How to scrape dynamic pages with Python and Selenium
Getting the html source of a webpage is easy with Python.
With requests
it can be achieved in one line.
import requests
url = "http://example.com/"
page_source = requests.get(url).text
This works well as long as the content of the page is static. For some dynamic pages no useful information can be shown without running scripts. The solution is to first execute the scripts and then scrape the result.
Tools
First you will need to install a WebDriver: basically an API to a Browser. Each major Browser has its own WebDriver, in this example I used Firefox’s one. You can install the WebDriver manually, but then additional configuration and manual updates are necessary. It is easier to use Webdriver Manager, which takes care of installing and keeping the WebDriver up to date.

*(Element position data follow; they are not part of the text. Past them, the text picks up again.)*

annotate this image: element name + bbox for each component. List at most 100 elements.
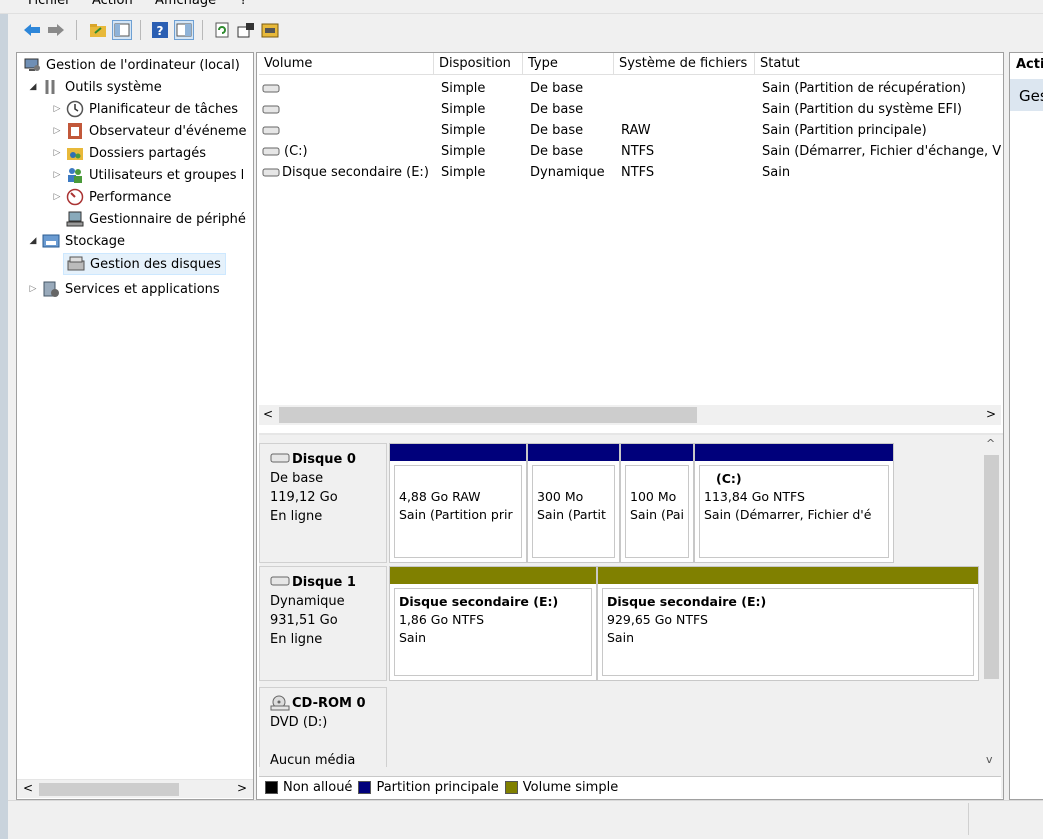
- properties-icon[interactable]: [236, 20, 256, 40]
- collapsed-arrow-icon[interactable]: ▷: [27, 284, 39, 294]
- scroll-left-icon[interactable]: <: [263, 407, 273, 421]
- scroll-right-icon[interactable]: >: [986, 407, 996, 421]
- disk0-kind: De base: [270, 471, 324, 486]
- tree-label: Performance: [89, 189, 172, 205]
- status-cell: Sain (Partition de récupération): [762, 80, 966, 96]
- expanded-arrow-icon[interactable]: ◢: [27, 82, 39, 92]
- collapsed-arrow-icon[interactable]: ▷: [51, 192, 63, 202]
- column-status[interactable]: Statut: [755, 53, 1003, 75]
- menu-affichage[interactable]: Affichage: [155, 0, 216, 8]
- tree-item-disk-management[interactable]: Gestion des disques: [63, 253, 226, 275]
- menu-fichier[interactable]: Fichier: [28, 0, 71, 8]
- legend-swatch-unallocated: [265, 781, 278, 794]
- disposition-cell: Simple: [441, 122, 486, 138]
- filesystem-cell: RAW: [621, 122, 651, 138]
- back-icon[interactable]: [22, 20, 42, 40]
- cdrom-info[interactable]: CD-ROM 0 DVD (D:) Aucun média: [259, 687, 387, 768]
- disk0-state: En ligne: [270, 509, 323, 524]
- tree-item-device-manager[interactable]: Gestionnaire de périphé: [63, 208, 246, 230]
- collapsed-arrow-icon[interactable]: ▷: [51, 104, 63, 114]
- tree-item-event-viewer[interactable]: ▷ Observateur d'événeme: [51, 120, 247, 142]
- tree-item-task-scheduler[interactable]: ▷ Planificateur de tâches: [51, 98, 238, 120]
- partition-size: 100 Mo: [630, 489, 677, 504]
- disk0-partition-map: 4,88 Go RAW Sain (Partition prir 300 Mo …: [389, 443, 894, 563]
- status-divider: [968, 803, 969, 835]
- volume-cell: [262, 99, 284, 119]
- forward-icon[interactable]: [46, 20, 66, 40]
- console-tree: Gestion de l'ordinateur (local) ◢ Outils…: [16, 52, 254, 800]
- tree-item-system-tools[interactable]: ◢ Outils système: [27, 76, 162, 98]
- disk0-partition-3[interactable]: 100 Mo Sain (Pai: [620, 443, 694, 563]
- collapsed-arrow-icon[interactable]: ▷: [51, 126, 63, 136]
- partition-simple-bar: [598, 567, 978, 584]
- actions-item-disk-management[interactable]: Ges: [1010, 79, 1043, 111]
- disk0-info[interactable]: Disque 0 De base 119,12 Go En ligne: [259, 443, 387, 563]
- tree-item-services-apps[interactable]: ▷ Services et applications: [27, 278, 220, 300]
- table-row[interactable]: Simple De base Sain (Partition du systèm…: [257, 99, 1003, 120]
- scroll-thumb[interactable]: [984, 455, 999, 679]
- partition-status: Sain (Partit: [537, 507, 606, 522]
- volume-cell: Disque secondaire (E:): [262, 162, 429, 182]
- tree-label: Utilisateurs et groupes l: [89, 167, 245, 183]
- show-action-pane-icon[interactable]: [174, 20, 194, 40]
- partition-body: Disque secondaire (E:) 1,86 Go NTFS Sain: [394, 588, 592, 676]
- menu-help[interactable]: ?: [240, 0, 247, 8]
- table-row[interactable]: (C:) Simple De base NTFS Sain (Démarrer,…: [257, 141, 1003, 162]
- table-row[interactable]: Simple De base RAW Sain (Partition princ…: [257, 120, 1003, 141]
- toolbar: ?: [8, 14, 1043, 46]
- disk1-partition-2[interactable]: Disque secondaire (E:) 929,65 Go NTFS Sa…: [597, 566, 979, 681]
- partition-size: 929,65 Go NTFS: [607, 612, 708, 627]
- show-hide-tree-icon[interactable]: [112, 20, 132, 40]
- scroll-up-icon[interactable]: ^: [986, 437, 995, 450]
- menu-action[interactable]: Action: [92, 0, 133, 8]
- refresh-icon[interactable]: [212, 20, 232, 40]
- disk-icon: [270, 451, 290, 469]
- disk0-partition-1[interactable]: 4,88 Go RAW Sain (Partition prir: [389, 443, 527, 563]
- disk-management-icon: [67, 255, 85, 273]
- tree-item-users-groups[interactable]: ▷ Utilisateurs et groupes l: [51, 164, 244, 186]
- tree-item-shared-folders[interactable]: ▷ Dossiers partagés: [51, 142, 207, 164]
- partition-size: 1,86 Go NTFS: [399, 612, 485, 627]
- volume-cell: (C:): [262, 141, 308, 161]
- table-row[interactable]: Simple De base Sain (Partition de récupé…: [257, 78, 1003, 99]
- drive-icon: [262, 142, 280, 160]
- tree-item-performance[interactable]: ▷ Performance: [51, 186, 171, 208]
- help-icon[interactable]: ?: [150, 20, 170, 40]
- device-manager-icon: [66, 210, 84, 228]
- scroll-thumb[interactable]: [39, 783, 179, 796]
- partition-size: 113,84 Go NTFS: [704, 489, 805, 504]
- legend-swatch-simple: [504, 781, 518, 794]
- disk0-name: Disque 0: [292, 452, 356, 467]
- scroll-right-icon[interactable]: >: [237, 781, 247, 795]
- scroll-down-icon[interactable]: v: [986, 753, 993, 766]
- graphical-disk-view: Disque 0 De base 119,12 Go En ligne 4,88…: [259, 433, 1003, 798]
- drive-icon: [262, 121, 280, 139]
- collapsed-arrow-icon[interactable]: ▷: [51, 148, 63, 158]
- disk0-partition-c[interactable]: (C:) 113,84 Go NTFS Sain (Démarrer, Fich…: [694, 443, 894, 563]
- tree-item-storage[interactable]: ◢ Stockage: [27, 230, 125, 252]
- disk1-partition-1[interactable]: Disque secondaire (E:) 1,86 Go NTFS Sain: [389, 566, 597, 681]
- disk0-partition-2[interactable]: 300 Mo Sain (Partit: [527, 443, 620, 563]
- tree-label: Gestion des disques: [90, 256, 221, 272]
- services-icon: [42, 280, 60, 298]
- column-disposition[interactable]: Disposition: [434, 53, 523, 75]
- graphical-vertical-scrollbar[interactable]: ^ v: [981, 435, 1001, 772]
- partition-status: Sain (Partition prir: [399, 507, 513, 522]
- collapsed-arrow-icon[interactable]: ▷: [51, 170, 63, 180]
- partition-primary-bar: [528, 444, 619, 461]
- partition-title: Disque secondaire (E:): [607, 594, 767, 609]
- rescan-disks-icon[interactable]: [260, 20, 280, 40]
- scroll-left-icon[interactable]: <: [23, 781, 33, 795]
- column-filesystem[interactable]: Système de fichiers: [614, 53, 755, 75]
- expanded-arrow-icon[interactable]: ◢: [27, 236, 39, 246]
- column-type[interactable]: Type: [523, 53, 614, 75]
- table-row[interactable]: Disque secondaire (E:) Simple Dynamique …: [257, 162, 1003, 183]
- column-volume[interactable]: Volume: [259, 53, 434, 75]
- up-folder-icon[interactable]: [88, 20, 108, 40]
- scroll-thumb[interactable]: [279, 407, 697, 423]
- disk1-info[interactable]: Disque 1 Dynamique 931,51 Go En ligne: [259, 566, 387, 681]
- volume-list-horizontal-scrollbar[interactable]: < >: [259, 405, 1001, 425]
- tree-horizontal-scrollbar[interactable]: < >: [17, 779, 253, 798]
- tree-item-root[interactable]: Gestion de l'ordinateur (local): [23, 54, 240, 76]
- volume-cell: [262, 120, 284, 140]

You will need Selenium to talk to the WebDriver. Selenium has its own Python wrapper, which is used in this example.
Solution
Install the python libraries.
python -m pip install selenium webdriver-manager
Use this code to execute the scripts and get the resulting html.
from selenium import webdriver
from selenium.webdriver.firefox.service import Service as FirefoxService
from webdriver_manager.firefox import GeckoDriverManager
url = "http://example.com/"
driver = webdriver.Firefox(service=FirefoxService(GeckoDriverManager().install()))
driver.get(url)
page_source = driver.page_source
driver.quit()
Parsing
The page source can than be parsed as the one of a static web page.
Python’s standard library has its own parser html.parser
.
Another popular Python parser is Beautiful Soup, for which I recommend this tutorial on pythonprogramming.net.